Never bought an e-book, as I have no reader or plans to get one.
No free books, although I've bought books at a nominal cost from the library sale tables if they look interesting. I get 'free' from the library, a major source of 'books I want to buy'.
I buy 50 - 100 books a years. Chiefly bricks-and-mortar.
I've bought 4 self-published books, ever, that I know of. Two were fiction, I know the authors, knew what they were about, thought I would like them, and I did. Two were non-fiction (my real reading preference). One was well-designed and produced, and thoroughly described and explained a new technique for a craft that I was interested in (with excellent, step-by-step colour illustrations). The other was a piece of junk, that took a simple concept, added no new information, was sloppily put together, and had badly hand-drawn (scrawled, really) pattern pieces that would have to be re-drawn to be useable. If I could have seen a sample, I wouldn't have touched it.
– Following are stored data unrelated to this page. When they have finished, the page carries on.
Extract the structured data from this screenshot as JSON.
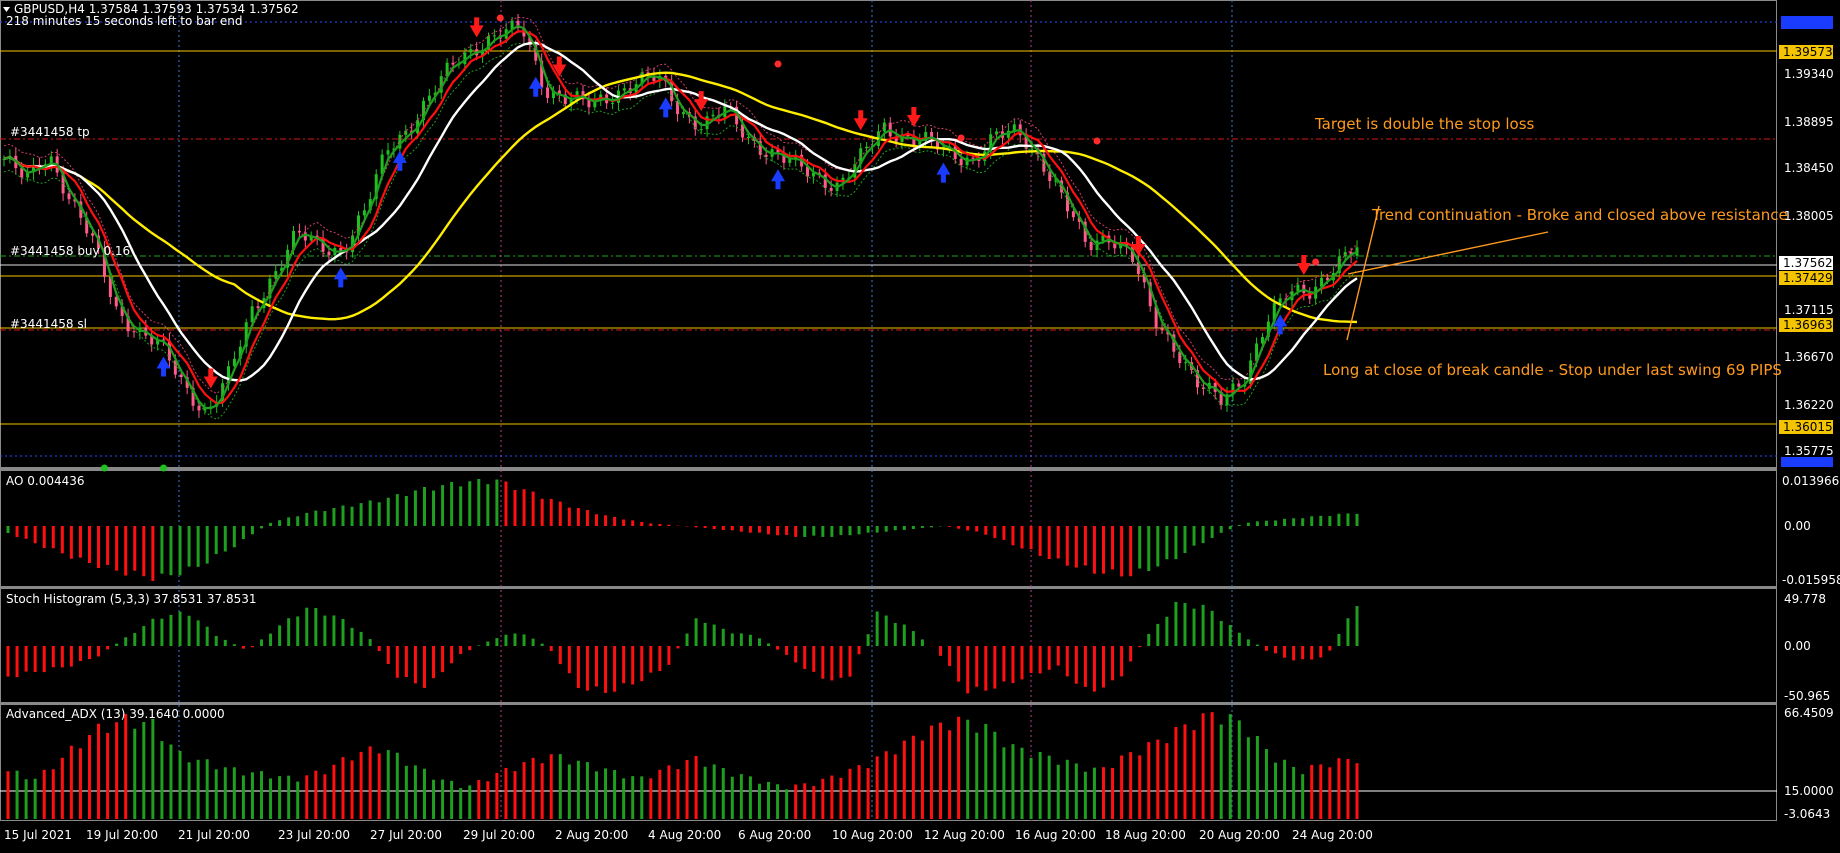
{
  "header": {
    "symbol_line": "GBPUSD,H4  1.37584 1.37593 1.37534 1.37562",
    "timer": "218 minutes 15 seconds left to bar end"
  },
  "main": {
    "order_labels": {
      "tp": "#3441458 tp",
      "entry": "#3441458 buy 0.16",
      "sl": "#3441458 sl"
    },
    "y_ticks": [
      "1.39340",
      "1.38895",
      "1.38450",
      "1.38005",
      "1.37115",
      "1.36670",
      "1.36220",
      "1.35775"
    ],
    "price_tags": [
      {
        "text": "1.39573",
        "bg": "#f5c400",
        "fg": "#000000"
      },
      {
        "text": "1.37562",
        "bg": "#ffffff",
        "fg": "#000000"
      },
      {
        "text": "1.37429",
        "bg": "#f5c400",
        "fg": "#000000"
      },
      {
        "text": "1.36963",
        "bg": "#f5c400",
        "fg": "#000000"
      },
      {
        "text": "1.36015",
        "bg": "#f5c400",
        "fg": "#000000"
      }
    ],
    "annotations": {
      "target": "Target is double the stop loss",
      "trend": "Trend continuation - Broke and closed above resistance",
      "entry": "Long at close of break candle - Stop under last swing 69 PIPS"
    }
  },
  "x_labels": [
    "15 Jul 2021",
    "19 Jul 20:00",
    "21 Jul 20:00",
    "23 Jul 20:00",
    "27 Jul 20:00",
    "29 Jul 20:00",
    "2 Aug 20:00",
    "4 Aug 20:00",
    "6 Aug 20:00",
    "10 Aug 20:00",
    "12 Aug 20:00",
    "16 Aug 20:00",
    "18 Aug 20:00",
    "20 Aug 20:00",
    "24 Aug 20:00"
  ],
  "ao": {
    "label": "AO 0.004436",
    "ticks": [
      "0.013966",
      "0.00",
      "-0.015958"
    ]
  },
  "stoch": {
    "label": "Stoch Histogram (5,3,3) 37.8531 37.8531",
    "ticks": [
      "49.778",
      "0.00",
      "-50.965"
    ]
  },
  "adx": {
    "label": "Advanced_ADX (13) 39.1640 0.0000",
    "ticks": [
      "66.4509",
      "15.0000",
      "-3.0643"
    ]
  },
  "colors": {
    "bull": "#1fc01f",
    "bear": "#ff5a8a",
    "up_arrow": "#1a3cff",
    "down_arrow": "#ff1a1a",
    "ma_yellow": "#ffee00",
    "ma_white": "#ffffff",
    "ma_red": "#ff1010",
    "ma_green": "#1f9f1f",
    "annot": "#ff9a1f",
    "hist_up": "#1f9f1f",
    "hist_down": "#ff1010"
  },
  "chart_data": {
    "type": "candlestick",
    "ylim": [
      1.3555,
      1.3985
    ],
    "closes": [
      1.384,
      1.382,
      1.3845,
      1.38,
      1.376,
      1.37,
      1.368,
      1.3665,
      1.363,
      1.3605,
      1.364,
      1.37,
      1.3735,
      1.377,
      1.376,
      1.3755,
      1.379,
      1.385,
      1.387,
      1.39,
      1.393,
      1.3945,
      1.3955,
      1.396,
      1.3905,
      1.3895,
      1.389,
      1.39,
      1.391,
      1.3915,
      1.3885,
      1.387,
      1.3885,
      1.386,
      1.3845,
      1.3835,
      1.3825,
      1.3815,
      1.384,
      1.387,
      1.386,
      1.3855,
      1.3845,
      1.384,
      1.386,
      1.3865,
      1.384,
      1.38,
      1.376,
      1.377,
      1.375,
      1.369,
      1.3665,
      1.363,
      1.3615,
      1.364,
      1.369,
      1.3715,
      1.372,
      1.374,
      1.3756
    ],
    "ao": [
      -0.002,
      -0.006,
      -0.01,
      -0.013,
      -0.015,
      -0.012,
      -0.006,
      0.001,
      0.004,
      0.006,
      0.008,
      0.011,
      0.013,
      0.014,
      0.01,
      0.006,
      0.003,
      0.001,
      0.0,
      -0.001,
      -0.002,
      -0.003,
      -0.003,
      -0.002,
      -0.001,
      0.0,
      -0.002,
      -0.006,
      -0.01,
      -0.013,
      -0.014,
      -0.01,
      -0.004,
      0.001,
      0.002,
      0.003,
      0.004
    ],
    "stoch": [
      -30,
      -25,
      -20,
      -10,
      10,
      30,
      35,
      10,
      -5,
      20,
      40,
      30,
      10,
      -30,
      -40,
      -10,
      5,
      15,
      0,
      -40,
      -45,
      -35,
      -20,
      30,
      15,
      10,
      -10,
      -30,
      -35,
      35,
      20,
      -5,
      -45,
      -40,
      -30,
      -20,
      -45,
      -35,
      10,
      45,
      40,
      15,
      -5,
      -15,
      -10,
      45
    ],
    "adx": [
      30,
      25,
      40,
      55,
      62,
      60,
      40,
      35,
      30,
      28,
      25,
      30,
      40,
      45,
      35,
      25,
      20,
      28,
      35,
      40,
      35,
      30,
      25,
      32,
      38,
      30,
      25,
      20,
      22,
      28,
      35,
      45,
      55,
      62,
      58,
      45,
      40,
      35,
      30,
      40,
      48,
      58,
      66,
      60,
      40,
      30,
      35,
      38
    ]
  }
}
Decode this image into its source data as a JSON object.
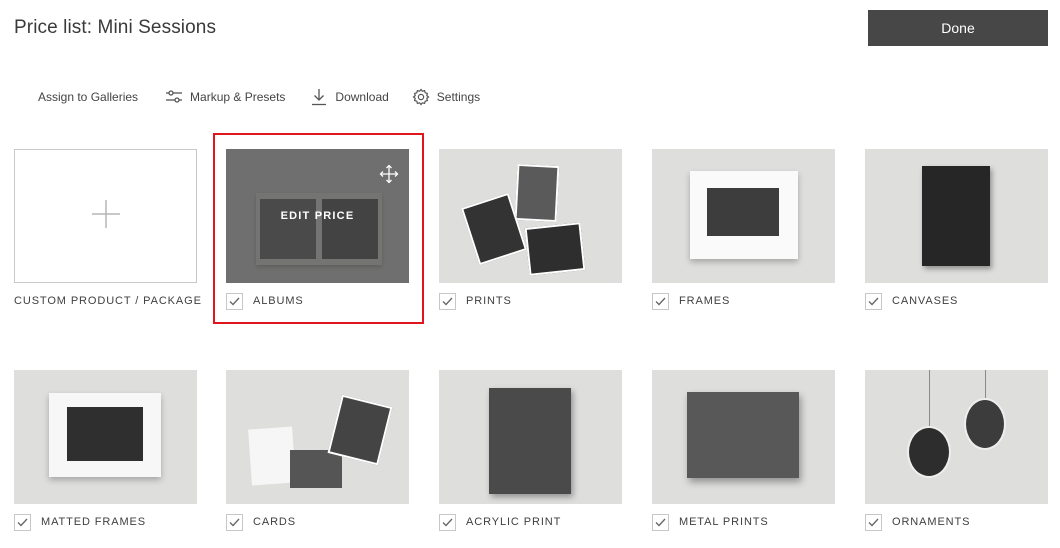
{
  "header": {
    "title": "Price list: Mini Sessions",
    "done_label": "Done"
  },
  "toolbar": {
    "assign": "Assign to Galleries",
    "markup": "Markup & Presets",
    "download": "Download",
    "settings": "Settings"
  },
  "products": {
    "custom": "CUSTOM PRODUCT / PACKAGE",
    "albums": "ALBUMS",
    "prints": "PRINTS",
    "frames": "FRAMES",
    "canvases": "CANVASES",
    "matted_frames": "MATTED FRAMES",
    "cards": "CARDS",
    "acrylic_print": "ACRYLIC PRINT",
    "metal_prints": "METAL PRINTS",
    "ornaments": "ORNAMENTS"
  },
  "albums_overlay": {
    "edit_price": "EDIT PRICE"
  },
  "icons": {
    "plus": "plus-icon",
    "sliders": "sliders-icon",
    "download": "download-icon",
    "settings": "gear-icon",
    "move": "move-icon",
    "check": "check-icon"
  },
  "colors": {
    "accent_selected": "#e0161c",
    "done_button": "#474747",
    "thumb_bg": "#dededd"
  }
}
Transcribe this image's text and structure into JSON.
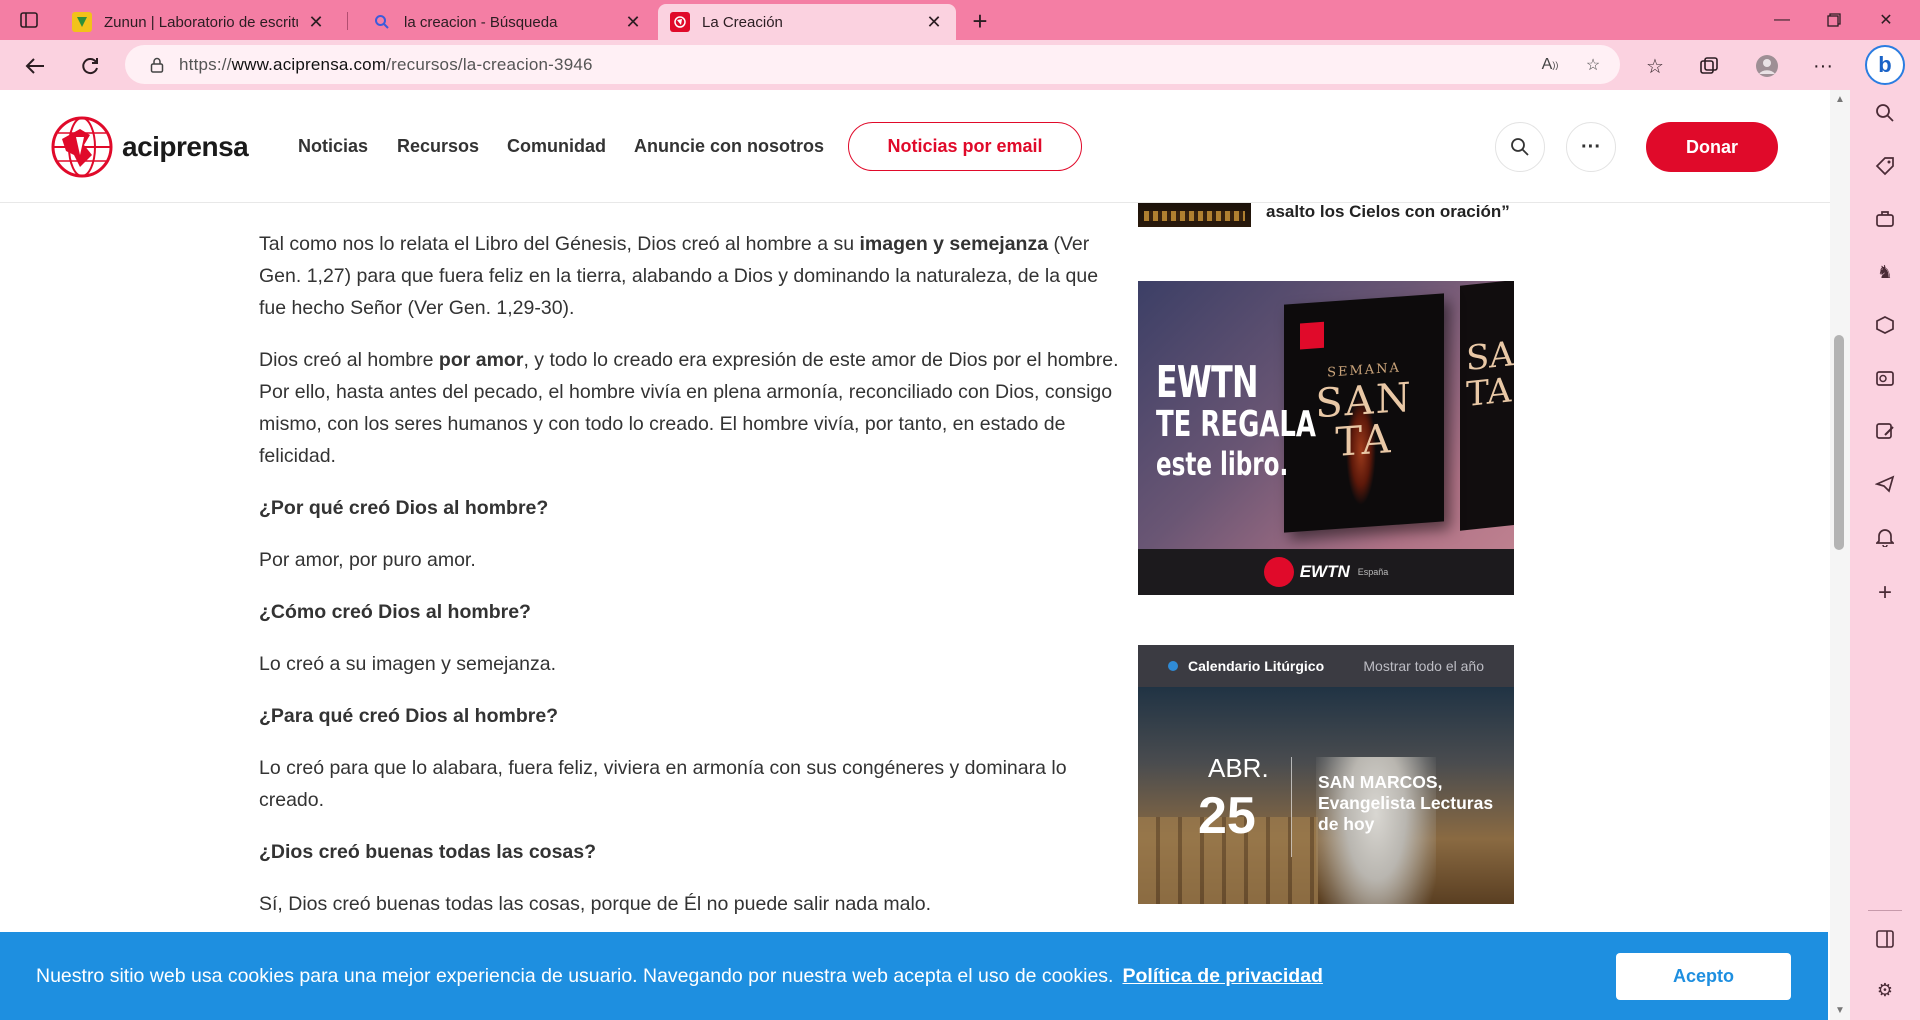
{
  "browser": {
    "tabs": [
      {
        "title": "Zunun | Laboratorio de escritura",
        "icon": "zunun-favicon"
      },
      {
        "title": "la creacion - Búsqueda",
        "icon": "bing-search-favicon"
      },
      {
        "title": "La Creación",
        "icon": "aciprensa-favicon",
        "active": true
      }
    ],
    "url_prefix": "https://",
    "url_domain": "www.aciprensa.com",
    "url_path": "/recursos/la-creacion-3946",
    "bing_label": "b"
  },
  "site": {
    "logo_text": "aciprensa",
    "nav": [
      "Noticias",
      "Recursos",
      "Comunidad",
      "Anuncie con nosotros"
    ],
    "email_button": "Noticias por email",
    "donate_button": "Donar",
    "accent_color": "#e00a2a"
  },
  "article": {
    "p1_a": "Tal como nos lo relata el Libro del Génesis, Dios creó al hombre a su ",
    "p1_b": "imagen y semejanza",
    "p1_c": " (Ver Gen. 1,27) para que fuera feliz en la tierra, alabando a Dios y dominando la naturaleza, de la que fue hecho Señor (Ver Gen. 1,29-30).",
    "p2_a": "Dios creó al hombre ",
    "p2_b": "por amor",
    "p2_c": ", y todo lo creado era expresión de este amor de Dios por el hombre. Por ello, hasta antes del pecado, el hombre vivía en plena armonía, reconciliado con Dios, consigo mismo, con los seres humanos y con todo lo creado. El hombre vivía, por tanto, en estado de felicidad.",
    "q1": "¿Por qué creó Dios al hombre?",
    "a1": "Por amor, por puro amor.",
    "q2": "¿Cómo creó Dios al hombre?",
    "a2": "Lo creó a su imagen y semejanza.",
    "q3": "¿Para qué creó Dios al hombre?",
    "a3": "Lo creó para que lo alabara, fuera feliz, viviera en armonía con sus congéneres y dominara lo creado.",
    "q4": "¿Dios creó buenas todas las cosas?",
    "a4": "Sí, Dios creó buenas todas las cosas, porque de Él no puede salir nada malo."
  },
  "sidebar_content": {
    "prev_title": "asalto los Cielos con oración”",
    "ad": {
      "line1": "EWTN",
      "line2": "TE REGALA",
      "line3": "este libro.",
      "book_top": "SEMANA",
      "book_big": "SAN TA",
      "book2_big": "SA TA",
      "footer_brand": "EWTN",
      "footer_region": "España"
    },
    "calendar": {
      "title": "Calendario Litúrgico",
      "show_all": "Mostrar todo el año",
      "month": "ABR.",
      "day": "25",
      "saint": "SAN MARCOS, Evangelista Lecturas de hoy"
    }
  },
  "cookie": {
    "text": "Nuestro sitio web usa cookies para una mejor experiencia de usuario. Navegando por nuestra web acepta el uso de cookies.",
    "link": "Política de privacidad",
    "accept": "Acepto",
    "color": "#1e8fe0"
  }
}
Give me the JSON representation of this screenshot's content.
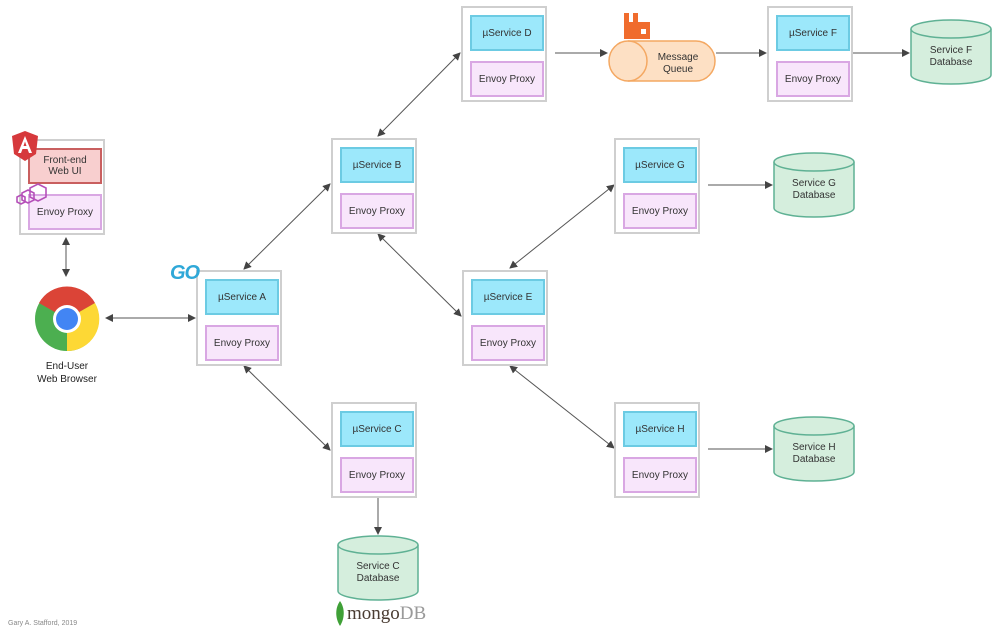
{
  "diagram": {
    "frontend": {
      "label": "Front-end Web UI",
      "line1": "Front-end",
      "line2": "Web UI",
      "proxy": "Envoy Proxy"
    },
    "browser": {
      "line1": "End-User",
      "line2": "Web Browser"
    },
    "services": [
      {
        "id": "A",
        "label": "µService A",
        "proxy": "Envoy Proxy"
      },
      {
        "id": "B",
        "label": "µService B",
        "proxy": "Envoy Proxy"
      },
      {
        "id": "C",
        "label": "µService C",
        "proxy": "Envoy Proxy"
      },
      {
        "id": "D",
        "label": "µService D",
        "proxy": "Envoy Proxy"
      },
      {
        "id": "E",
        "label": "µService E",
        "proxy": "Envoy Proxy"
      },
      {
        "id": "F",
        "label": "µService F",
        "proxy": "Envoy Proxy"
      },
      {
        "id": "G",
        "label": "µService G",
        "proxy": "Envoy Proxy"
      },
      {
        "id": "H",
        "label": "µService H",
        "proxy": "Envoy Proxy"
      }
    ],
    "queue": {
      "line1": "Message",
      "line2": "Queue"
    },
    "databases": [
      {
        "id": "C",
        "line1": "Service C",
        "line2": "Database"
      },
      {
        "id": "F",
        "line1": "Service F",
        "line2": "Database"
      },
      {
        "id": "G",
        "line1": "Service G",
        "line2": "Database"
      },
      {
        "id": "H",
        "line1": "Service H",
        "line2": "Database"
      }
    ],
    "logos": {
      "angular": "angular-icon",
      "envoy": "envoy-icon",
      "chrome": "chrome-icon",
      "go": "GO",
      "rabbitmq": "rabbitmq-icon",
      "mongodb_text1": "mongo",
      "mongodb_text2": "DB"
    },
    "credit": "Gary A. Stafford, 2019",
    "colors": {
      "service": "#9ce8fb",
      "proxy": "#f8e6fb",
      "frontend": "#f8cfcf",
      "database": "#d5eedd",
      "queue": "#fde0c4"
    }
  }
}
That to my mind, is what a self-published 'review' site needs: mandatory 'Look Inside' feature, and not Amazon's first few pages, that a publisher can game by using the copyright page, and title page as half of their quota.
I don't know if Amazon charges for 'Look Inside', but it should be mandatory with a listing:
A good big chunk of actual text, the table of contents, a sample of any illustrations, and the index/bibliography (if any). A reasonable sample and I don't need to read other people's opinions.
(I read reviews for 'spoilers', actual information on the plot. I assume that the rest is subjective nonsense.)